The one battalion strong MARCOS, raised in the early 1980s, is engaged in anti-piracy operations in the Gulf of Aden. A small detachment is engaged in counter-terrorism in Kashmir and deployed at Wular Lake near Srinagar. Its commandos came to limelight for the first time when they took on terrorists for the first few hours after the 26/11 Mumbai terror attacks in 2008. MARCOS also took part in some operations during the IPKF deployment in Sri Lanka.
With a view to guarding its airfields and assets like state-of-the-art fighter jets and other sensitive equipment, the IAF raised Garud Commando Force five years back. While the role of these commandos is more or less static, the SOC may see them playing a bigger role, sources said.
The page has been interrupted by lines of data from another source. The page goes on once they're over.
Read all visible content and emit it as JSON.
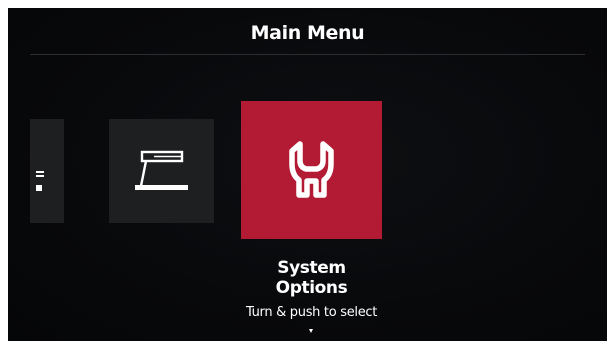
{
  "header": {
    "title": "Main Menu"
  },
  "menu": {
    "items": [
      {
        "name": "previous-item-partial",
        "icon": "list-icon",
        "selected": false
      },
      {
        "name": "table-tool-item",
        "icon": "table-tool-icon",
        "selected": false
      },
      {
        "name": "system-options-item",
        "icon": "wrench-icon",
        "selected": true
      }
    ],
    "selected_label": "System Options"
  },
  "hint": {
    "text": "Turn & push to select",
    "icon": "chevron-down-icon"
  },
  "colors": {
    "background": "#08090b",
    "tile": "#1d1f21",
    "accent": "#b31b34",
    "text": "#ffffff"
  }
}
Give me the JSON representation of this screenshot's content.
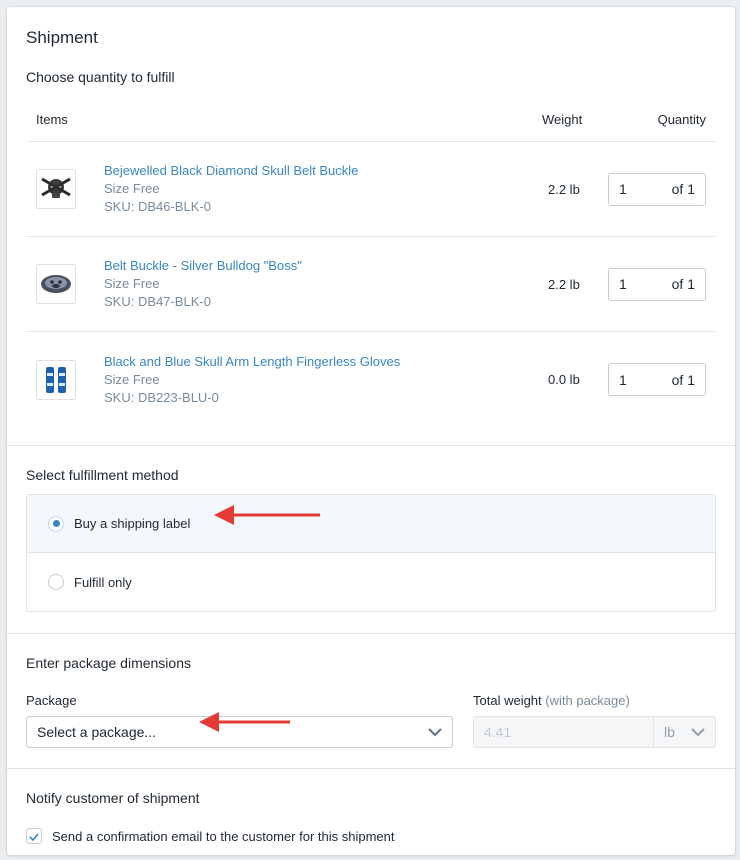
{
  "page": {
    "title": "Shipment"
  },
  "quantity": {
    "heading": "Choose quantity to fulfill",
    "columns": {
      "items": "Items",
      "weight": "Weight",
      "quantity": "Quantity"
    },
    "items": [
      {
        "title": "Bejewelled Black Diamond Skull Belt Buckle",
        "size": "Size Free",
        "sku": "SKU: DB46-BLK-0",
        "weight": "2.2 lb",
        "qty": "1",
        "of": "of 1",
        "thumb": "skull-buckle-image"
      },
      {
        "title": "Belt Buckle - Silver Bulldog \"Boss\"",
        "size": "Size Free",
        "sku": "SKU: DB47-BLK-0",
        "weight": "2.2 lb",
        "qty": "1",
        "of": "of 1",
        "thumb": "bulldog-buckle-image"
      },
      {
        "title": "Black and Blue Skull Arm Length Fingerless Gloves",
        "size": "Size Free",
        "sku": "SKU: DB223-BLU-0",
        "weight": "0.0 lb",
        "qty": "1",
        "of": "of 1",
        "thumb": "gloves-image"
      }
    ]
  },
  "fulfillment": {
    "heading": "Select fulfillment method",
    "options": [
      {
        "label": "Buy a shipping label",
        "selected": true
      },
      {
        "label": "Fulfill only",
        "selected": false
      }
    ]
  },
  "package": {
    "heading": "Enter package dimensions",
    "package_label": "Package",
    "package_select": "Select a package...",
    "weight_label": "Total weight",
    "weight_hint": "(with package)",
    "weight_value": "4.41",
    "weight_unit": "lb"
  },
  "notify": {
    "heading": "Notify customer of shipment",
    "checkbox_label": "Send a confirmation email to the customer for this shipment",
    "checked": true
  },
  "colors": {
    "accent": "#3a86c4",
    "annotation_arrow": "#e53935"
  }
}
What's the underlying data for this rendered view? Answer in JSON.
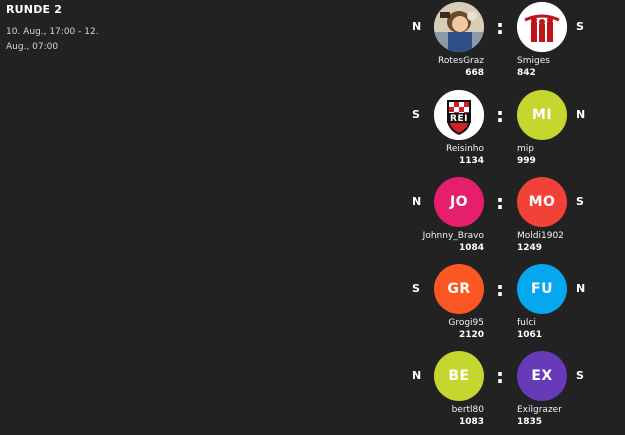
{
  "round": {
    "title": "RUNDE 2",
    "dates": "10. Aug., 17:00 - 12. Aug., 07:00"
  },
  "separator": ":",
  "matches": [
    {
      "home": {
        "tag": "N",
        "name": "RotesGraz",
        "score": "668",
        "avatar_icon": "cartoon-character-photo-icon"
      },
      "away": {
        "tag": "S",
        "name": "Smiges",
        "score": "842",
        "avatar_icon": "band-logo-icon"
      }
    },
    {
      "home": {
        "tag": "S",
        "name": "Reisinho",
        "score": "1134",
        "avatar_icon": "shield-crest-icon",
        "crest_text": "REI"
      },
      "away": {
        "tag": "N",
        "name": "mip",
        "score": "999",
        "initials": "MI",
        "color": "#c5d62f"
      }
    },
    {
      "home": {
        "tag": "N",
        "name": "Johnny_Bravo",
        "score": "1084",
        "initials": "JO",
        "color": "#e51f6b"
      },
      "away": {
        "tag": "S",
        "name": "Moldi1902",
        "score": "1249",
        "initials": "MO",
        "color": "#f24137"
      }
    },
    {
      "home": {
        "tag": "S",
        "name": "Grogi95",
        "score": "2120",
        "initials": "GR",
        "color": "#fb5722"
      },
      "away": {
        "tag": "N",
        "name": "fulci",
        "score": "1061",
        "initials": "FU",
        "color": "#05a7ee"
      }
    },
    {
      "home": {
        "tag": "N",
        "name": "bertl80",
        "score": "1083",
        "initials": "BE",
        "color": "#c5d62f"
      },
      "away": {
        "tag": "S",
        "name": "Exilgrazer",
        "score": "1835",
        "initials": "EX",
        "color": "#673ab7"
      }
    }
  ]
}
Once the Command gets going, the three Services propose to gradually withdraw their commandos and favour the new set-up to have its own trained manpower, sources said. However, the Government may not agree as raising a new force will require huge funds. The Government may opt for a small but effective and flexible SOC with commandos from Army, Navy and IAF serving short tenures before returning to their parent organisations, officials said.
As for the command structure of the SOC, a Lt-General will head it and equivalent rank officers from IAF and Navy will head the Space and Cyber Commands. Given the expertise in commando operations, the Army will head the SOC while Space Command will have an IAF officer as chief while a Navy officer will be at the helm of the Cyber Command, they said.